Çay, yağ, makyaj, çikolata lekeleri… Gün içinde fark etmeden üzerinize bulaşan lekeler artık kâbus olmaktan çıkıyor. Siemens iQ500 çamaşır makinesi ile stainRemoval teknolojisi devreye giriyor. Tek bir dokunuşla çay, yağ, kozmetik veya günlük hayatta karşılaştığınız diğer zor lekeler için özel programları aktif edebilirsiniz. 

Siemens Home Connect uygulaması sayesinde daha fazla leke türünü ve bunlar için geliştirilmiş özel programları keşfetmek de mümkün. Yani sadece “lekeyi çıkar” demekle kalmıyor, sizin için en doğru yıkama programını da otomatik olarak öneriyor. Böylece hem lekelerle uğraşmak zorunda kalmıyor hem de giysilerinizin ömrünü koruyorsunuz. 

Artık çocuğunuza yemek yedirirken dökülen yemek lekeleri, kahve kazaları ya da mutfakta sıçrayan yağ lekeleri sizi endişelendirmiyor. stainRemoval, günlük hayatın getirdiği küçük sürprizlere karşı en güvenilir yardımcınız oluyor. 
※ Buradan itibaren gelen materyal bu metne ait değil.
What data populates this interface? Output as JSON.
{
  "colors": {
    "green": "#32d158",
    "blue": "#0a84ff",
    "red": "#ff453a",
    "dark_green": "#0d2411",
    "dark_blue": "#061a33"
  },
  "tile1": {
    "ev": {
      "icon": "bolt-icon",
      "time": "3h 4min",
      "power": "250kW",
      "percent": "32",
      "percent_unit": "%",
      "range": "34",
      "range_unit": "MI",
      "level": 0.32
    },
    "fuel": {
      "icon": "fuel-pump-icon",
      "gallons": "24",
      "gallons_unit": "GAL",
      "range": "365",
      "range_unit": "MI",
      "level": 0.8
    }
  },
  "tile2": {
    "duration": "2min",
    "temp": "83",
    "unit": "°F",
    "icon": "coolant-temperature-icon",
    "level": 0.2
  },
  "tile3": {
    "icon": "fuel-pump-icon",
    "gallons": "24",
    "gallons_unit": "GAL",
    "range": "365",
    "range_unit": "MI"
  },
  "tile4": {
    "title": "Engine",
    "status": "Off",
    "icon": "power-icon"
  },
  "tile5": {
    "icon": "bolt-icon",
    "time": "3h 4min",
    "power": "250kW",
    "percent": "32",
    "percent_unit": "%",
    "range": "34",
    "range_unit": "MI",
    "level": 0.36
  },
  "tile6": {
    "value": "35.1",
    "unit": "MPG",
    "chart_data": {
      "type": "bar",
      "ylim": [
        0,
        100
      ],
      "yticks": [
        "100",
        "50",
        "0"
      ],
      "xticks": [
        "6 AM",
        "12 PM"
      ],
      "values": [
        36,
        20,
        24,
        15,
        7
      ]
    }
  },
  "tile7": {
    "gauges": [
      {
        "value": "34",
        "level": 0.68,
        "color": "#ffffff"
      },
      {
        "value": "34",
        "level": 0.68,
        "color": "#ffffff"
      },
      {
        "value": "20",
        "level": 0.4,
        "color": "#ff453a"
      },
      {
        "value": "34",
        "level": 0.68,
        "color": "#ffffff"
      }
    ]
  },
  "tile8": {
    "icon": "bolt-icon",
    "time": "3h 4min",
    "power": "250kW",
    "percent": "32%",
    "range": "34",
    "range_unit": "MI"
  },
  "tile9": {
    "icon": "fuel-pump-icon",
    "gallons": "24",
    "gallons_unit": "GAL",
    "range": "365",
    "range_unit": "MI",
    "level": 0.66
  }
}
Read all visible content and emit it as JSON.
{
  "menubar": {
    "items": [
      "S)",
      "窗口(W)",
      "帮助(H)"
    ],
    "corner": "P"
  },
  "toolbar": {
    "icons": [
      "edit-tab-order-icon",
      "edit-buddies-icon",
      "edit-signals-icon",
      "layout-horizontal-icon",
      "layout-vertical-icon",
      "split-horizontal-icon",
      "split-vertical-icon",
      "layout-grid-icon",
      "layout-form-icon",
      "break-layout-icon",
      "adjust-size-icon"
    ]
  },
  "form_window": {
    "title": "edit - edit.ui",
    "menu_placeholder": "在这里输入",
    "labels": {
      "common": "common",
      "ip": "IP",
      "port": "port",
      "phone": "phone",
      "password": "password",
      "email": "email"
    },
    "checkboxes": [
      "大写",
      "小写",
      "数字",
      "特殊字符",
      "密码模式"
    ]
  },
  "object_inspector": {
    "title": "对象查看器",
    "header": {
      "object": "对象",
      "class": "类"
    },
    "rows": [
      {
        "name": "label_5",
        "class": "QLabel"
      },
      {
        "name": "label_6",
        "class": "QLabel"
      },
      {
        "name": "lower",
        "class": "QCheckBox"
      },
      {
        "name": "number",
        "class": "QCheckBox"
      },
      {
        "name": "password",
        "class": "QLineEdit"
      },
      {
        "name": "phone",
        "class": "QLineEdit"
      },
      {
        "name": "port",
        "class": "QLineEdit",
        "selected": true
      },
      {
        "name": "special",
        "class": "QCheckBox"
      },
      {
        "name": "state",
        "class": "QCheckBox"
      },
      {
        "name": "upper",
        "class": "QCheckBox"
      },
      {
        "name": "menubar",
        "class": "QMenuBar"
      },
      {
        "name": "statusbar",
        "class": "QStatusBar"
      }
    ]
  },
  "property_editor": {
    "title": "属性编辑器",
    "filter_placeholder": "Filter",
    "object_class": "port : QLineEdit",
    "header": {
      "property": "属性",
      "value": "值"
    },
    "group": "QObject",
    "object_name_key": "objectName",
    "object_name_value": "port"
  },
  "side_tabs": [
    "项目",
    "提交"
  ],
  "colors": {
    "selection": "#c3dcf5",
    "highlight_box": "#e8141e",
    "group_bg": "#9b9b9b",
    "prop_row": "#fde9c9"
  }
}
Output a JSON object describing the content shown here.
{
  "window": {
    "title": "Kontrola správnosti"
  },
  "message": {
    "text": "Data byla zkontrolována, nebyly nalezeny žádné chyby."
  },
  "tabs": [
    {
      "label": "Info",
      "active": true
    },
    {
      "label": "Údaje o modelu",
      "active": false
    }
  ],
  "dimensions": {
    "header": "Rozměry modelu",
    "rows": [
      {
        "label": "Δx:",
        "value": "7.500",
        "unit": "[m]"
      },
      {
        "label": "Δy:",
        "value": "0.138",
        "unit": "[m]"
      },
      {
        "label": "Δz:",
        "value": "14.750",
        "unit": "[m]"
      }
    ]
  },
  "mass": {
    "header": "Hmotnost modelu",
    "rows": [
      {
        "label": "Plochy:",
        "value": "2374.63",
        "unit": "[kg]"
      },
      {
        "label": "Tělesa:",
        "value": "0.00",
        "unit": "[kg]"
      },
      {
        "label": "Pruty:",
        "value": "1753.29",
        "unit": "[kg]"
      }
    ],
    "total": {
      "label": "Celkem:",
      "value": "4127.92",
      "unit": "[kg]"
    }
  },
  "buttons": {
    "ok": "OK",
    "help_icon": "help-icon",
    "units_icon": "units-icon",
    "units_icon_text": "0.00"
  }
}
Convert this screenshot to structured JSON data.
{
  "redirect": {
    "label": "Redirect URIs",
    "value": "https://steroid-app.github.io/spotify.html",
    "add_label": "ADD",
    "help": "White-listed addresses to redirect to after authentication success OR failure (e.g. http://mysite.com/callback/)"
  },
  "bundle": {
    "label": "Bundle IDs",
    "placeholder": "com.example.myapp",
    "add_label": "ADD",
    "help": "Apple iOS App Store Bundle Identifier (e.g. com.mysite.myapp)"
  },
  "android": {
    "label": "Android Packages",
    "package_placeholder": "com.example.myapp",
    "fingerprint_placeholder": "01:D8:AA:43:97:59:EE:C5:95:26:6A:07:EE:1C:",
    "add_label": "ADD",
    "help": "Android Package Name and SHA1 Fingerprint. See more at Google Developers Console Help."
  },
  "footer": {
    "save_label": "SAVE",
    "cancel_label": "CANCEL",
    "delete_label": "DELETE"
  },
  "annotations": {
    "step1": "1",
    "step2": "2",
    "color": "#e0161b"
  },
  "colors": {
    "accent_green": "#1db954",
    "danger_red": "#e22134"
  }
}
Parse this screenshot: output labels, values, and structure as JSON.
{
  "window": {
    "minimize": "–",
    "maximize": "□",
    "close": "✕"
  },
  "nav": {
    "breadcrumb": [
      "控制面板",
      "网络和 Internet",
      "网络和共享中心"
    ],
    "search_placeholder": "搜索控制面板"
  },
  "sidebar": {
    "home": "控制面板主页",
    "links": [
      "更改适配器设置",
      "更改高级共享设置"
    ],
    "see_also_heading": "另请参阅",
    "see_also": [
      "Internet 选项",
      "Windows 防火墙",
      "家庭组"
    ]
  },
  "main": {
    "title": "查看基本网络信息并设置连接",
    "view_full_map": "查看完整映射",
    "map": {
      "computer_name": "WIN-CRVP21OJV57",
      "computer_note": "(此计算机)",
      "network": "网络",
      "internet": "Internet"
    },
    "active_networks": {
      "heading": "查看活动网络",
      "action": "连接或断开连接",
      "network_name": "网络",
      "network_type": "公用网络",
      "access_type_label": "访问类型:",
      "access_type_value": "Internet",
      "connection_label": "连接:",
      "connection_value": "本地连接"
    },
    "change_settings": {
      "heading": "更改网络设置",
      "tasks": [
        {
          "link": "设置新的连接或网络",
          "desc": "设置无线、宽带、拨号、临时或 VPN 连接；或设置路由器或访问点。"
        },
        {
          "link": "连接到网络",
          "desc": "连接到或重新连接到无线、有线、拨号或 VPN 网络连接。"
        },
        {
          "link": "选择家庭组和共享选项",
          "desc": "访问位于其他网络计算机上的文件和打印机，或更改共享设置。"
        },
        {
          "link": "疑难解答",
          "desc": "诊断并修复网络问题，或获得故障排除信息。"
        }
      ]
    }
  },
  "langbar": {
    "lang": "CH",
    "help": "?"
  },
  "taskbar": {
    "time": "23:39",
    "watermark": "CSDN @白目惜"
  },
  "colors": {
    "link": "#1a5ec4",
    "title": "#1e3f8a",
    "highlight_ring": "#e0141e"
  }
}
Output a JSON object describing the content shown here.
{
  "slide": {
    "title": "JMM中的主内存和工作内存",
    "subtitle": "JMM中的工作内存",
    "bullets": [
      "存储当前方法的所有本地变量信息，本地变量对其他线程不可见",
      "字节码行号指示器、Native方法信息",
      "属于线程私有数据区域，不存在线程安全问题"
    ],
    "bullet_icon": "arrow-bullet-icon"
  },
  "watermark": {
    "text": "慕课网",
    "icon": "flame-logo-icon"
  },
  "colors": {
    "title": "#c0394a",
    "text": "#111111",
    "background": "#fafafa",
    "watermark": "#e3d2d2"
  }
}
Siemens iQ500 çamaşır ve kurutma makineleri, artık sadece kıyafetlerinizi temizleyen makineler değil; size zaman, konfor ve güven veren akıllı iş ortaklarınızdır. Ütüye harcadığınız vakti kendinize ayırın, lekelerle uğraşmayı unutun ve teknolojinin yaşam alanınıza uyumunun keyfini yaşayın.

*Bu yazı Siemens’in katkılarıyla hazırlanmıştır.